KB: I certainly hope they don't. I don't have any ego problem with wanting to appear a particular way, because I'm happy to do my job and get behind the director. The director needs to be in command on set, because everything crumbles if that's not the case. Having been a director myself, I'm very aware of how unhelpful it can be if you've got the wrong dynamic going on. Even if you have the occasional moment when you don't think something is right—and I do, because I'm human—you banish that thought very quickly for a number of reasons. First, it's not helpful. Second, it's not your job. And, third, what the fuck do you know? You haven't spent eight months to a year planning everything out. There are still times when you have some input and other times when you're asked, but essentially, you have to go in without thinking you have any responsibilities but to give the director the best performance you can. Leave all the rest of the crap—where to put the wardrobe truck or how to get the extras to the toilet—to someone else.
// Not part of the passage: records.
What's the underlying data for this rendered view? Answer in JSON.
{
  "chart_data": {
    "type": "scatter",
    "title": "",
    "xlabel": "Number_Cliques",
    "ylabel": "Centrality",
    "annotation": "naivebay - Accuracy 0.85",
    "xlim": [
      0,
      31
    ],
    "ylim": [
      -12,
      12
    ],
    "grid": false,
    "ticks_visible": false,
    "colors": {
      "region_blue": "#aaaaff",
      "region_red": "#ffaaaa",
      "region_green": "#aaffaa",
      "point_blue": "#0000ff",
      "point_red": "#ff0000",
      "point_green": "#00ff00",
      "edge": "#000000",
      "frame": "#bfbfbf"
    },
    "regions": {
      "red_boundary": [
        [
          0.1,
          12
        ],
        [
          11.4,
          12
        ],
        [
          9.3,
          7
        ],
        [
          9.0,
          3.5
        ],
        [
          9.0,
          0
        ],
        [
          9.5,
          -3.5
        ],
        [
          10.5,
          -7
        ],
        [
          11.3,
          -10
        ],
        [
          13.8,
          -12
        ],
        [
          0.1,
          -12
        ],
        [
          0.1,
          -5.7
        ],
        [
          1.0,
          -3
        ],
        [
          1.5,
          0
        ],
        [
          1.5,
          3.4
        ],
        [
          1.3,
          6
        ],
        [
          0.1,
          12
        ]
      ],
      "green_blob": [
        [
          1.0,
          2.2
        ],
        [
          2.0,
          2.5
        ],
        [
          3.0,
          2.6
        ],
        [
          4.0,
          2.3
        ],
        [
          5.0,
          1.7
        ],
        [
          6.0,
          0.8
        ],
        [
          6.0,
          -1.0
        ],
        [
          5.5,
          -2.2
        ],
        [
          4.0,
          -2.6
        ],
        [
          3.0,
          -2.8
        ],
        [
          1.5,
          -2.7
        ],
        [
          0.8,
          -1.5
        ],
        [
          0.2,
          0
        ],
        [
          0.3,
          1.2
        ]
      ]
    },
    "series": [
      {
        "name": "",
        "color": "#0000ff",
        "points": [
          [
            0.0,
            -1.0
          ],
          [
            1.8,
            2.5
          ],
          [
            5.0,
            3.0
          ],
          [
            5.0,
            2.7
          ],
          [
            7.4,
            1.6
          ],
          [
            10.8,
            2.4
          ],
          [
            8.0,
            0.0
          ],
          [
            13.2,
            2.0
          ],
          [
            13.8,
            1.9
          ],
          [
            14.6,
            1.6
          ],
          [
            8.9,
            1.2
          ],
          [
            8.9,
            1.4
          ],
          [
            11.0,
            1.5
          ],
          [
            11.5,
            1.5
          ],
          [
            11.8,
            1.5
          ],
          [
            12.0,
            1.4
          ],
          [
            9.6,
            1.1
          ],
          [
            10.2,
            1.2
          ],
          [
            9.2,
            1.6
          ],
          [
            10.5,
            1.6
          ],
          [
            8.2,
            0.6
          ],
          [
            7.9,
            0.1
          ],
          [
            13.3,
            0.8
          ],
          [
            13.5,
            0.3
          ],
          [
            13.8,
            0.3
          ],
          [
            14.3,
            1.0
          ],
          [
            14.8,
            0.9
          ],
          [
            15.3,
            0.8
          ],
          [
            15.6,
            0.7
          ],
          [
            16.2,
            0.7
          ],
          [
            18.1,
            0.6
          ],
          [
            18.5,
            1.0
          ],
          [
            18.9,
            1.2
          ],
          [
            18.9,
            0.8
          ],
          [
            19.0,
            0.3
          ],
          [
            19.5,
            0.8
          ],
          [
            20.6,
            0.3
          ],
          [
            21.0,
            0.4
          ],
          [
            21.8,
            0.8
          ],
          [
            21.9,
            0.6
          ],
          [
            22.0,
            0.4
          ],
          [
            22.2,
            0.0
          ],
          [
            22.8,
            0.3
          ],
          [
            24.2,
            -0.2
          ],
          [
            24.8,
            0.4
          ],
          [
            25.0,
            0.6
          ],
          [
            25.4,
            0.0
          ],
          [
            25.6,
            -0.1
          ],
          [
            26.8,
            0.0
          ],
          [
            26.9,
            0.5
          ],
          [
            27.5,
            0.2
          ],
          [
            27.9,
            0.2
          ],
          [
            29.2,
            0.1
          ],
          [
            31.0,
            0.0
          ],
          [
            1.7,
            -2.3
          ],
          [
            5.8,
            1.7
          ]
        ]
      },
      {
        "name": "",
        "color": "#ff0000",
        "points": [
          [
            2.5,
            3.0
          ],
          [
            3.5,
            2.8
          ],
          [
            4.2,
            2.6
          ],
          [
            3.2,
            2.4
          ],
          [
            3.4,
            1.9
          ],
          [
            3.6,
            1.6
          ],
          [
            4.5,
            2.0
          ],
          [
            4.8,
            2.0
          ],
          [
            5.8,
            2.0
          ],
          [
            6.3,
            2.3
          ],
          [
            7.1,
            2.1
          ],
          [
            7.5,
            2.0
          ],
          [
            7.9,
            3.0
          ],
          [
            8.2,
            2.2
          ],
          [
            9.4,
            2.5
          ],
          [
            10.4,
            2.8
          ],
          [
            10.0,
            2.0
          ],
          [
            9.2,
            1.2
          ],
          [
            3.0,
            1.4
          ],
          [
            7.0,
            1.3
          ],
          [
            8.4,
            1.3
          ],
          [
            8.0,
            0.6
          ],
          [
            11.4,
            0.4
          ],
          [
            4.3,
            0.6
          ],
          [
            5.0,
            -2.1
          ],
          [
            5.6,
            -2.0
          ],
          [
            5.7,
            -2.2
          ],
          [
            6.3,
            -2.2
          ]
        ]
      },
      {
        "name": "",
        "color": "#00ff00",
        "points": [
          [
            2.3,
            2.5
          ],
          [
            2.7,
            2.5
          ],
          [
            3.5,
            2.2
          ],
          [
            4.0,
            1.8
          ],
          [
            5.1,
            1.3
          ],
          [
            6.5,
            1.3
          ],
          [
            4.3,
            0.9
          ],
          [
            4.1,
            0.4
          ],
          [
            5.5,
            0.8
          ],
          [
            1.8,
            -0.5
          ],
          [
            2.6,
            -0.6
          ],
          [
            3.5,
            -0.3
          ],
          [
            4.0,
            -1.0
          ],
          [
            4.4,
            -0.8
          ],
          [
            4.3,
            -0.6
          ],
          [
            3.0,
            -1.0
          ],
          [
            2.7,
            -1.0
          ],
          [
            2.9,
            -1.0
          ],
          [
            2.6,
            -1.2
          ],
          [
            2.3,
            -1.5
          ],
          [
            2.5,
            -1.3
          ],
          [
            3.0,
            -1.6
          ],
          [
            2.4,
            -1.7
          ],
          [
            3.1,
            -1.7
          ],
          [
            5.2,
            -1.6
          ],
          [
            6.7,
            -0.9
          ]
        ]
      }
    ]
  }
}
I remember a fucking production meeting on Hamlet when we spent a whole evening discussing how to get 350 extras we had for one day on the opening court scene to the toilet and back in their seats in time for the shooting. We had to get them touched up with make-up and hair, and make sure they were fed. But then they'd go missing. You have this scene where the continuity was hidebound and, suddenly, some guy is bored and just goes home for the rest of the afternoon. Those are the things I'm so glad not to be discussing when I'm just acting in somebody else's film.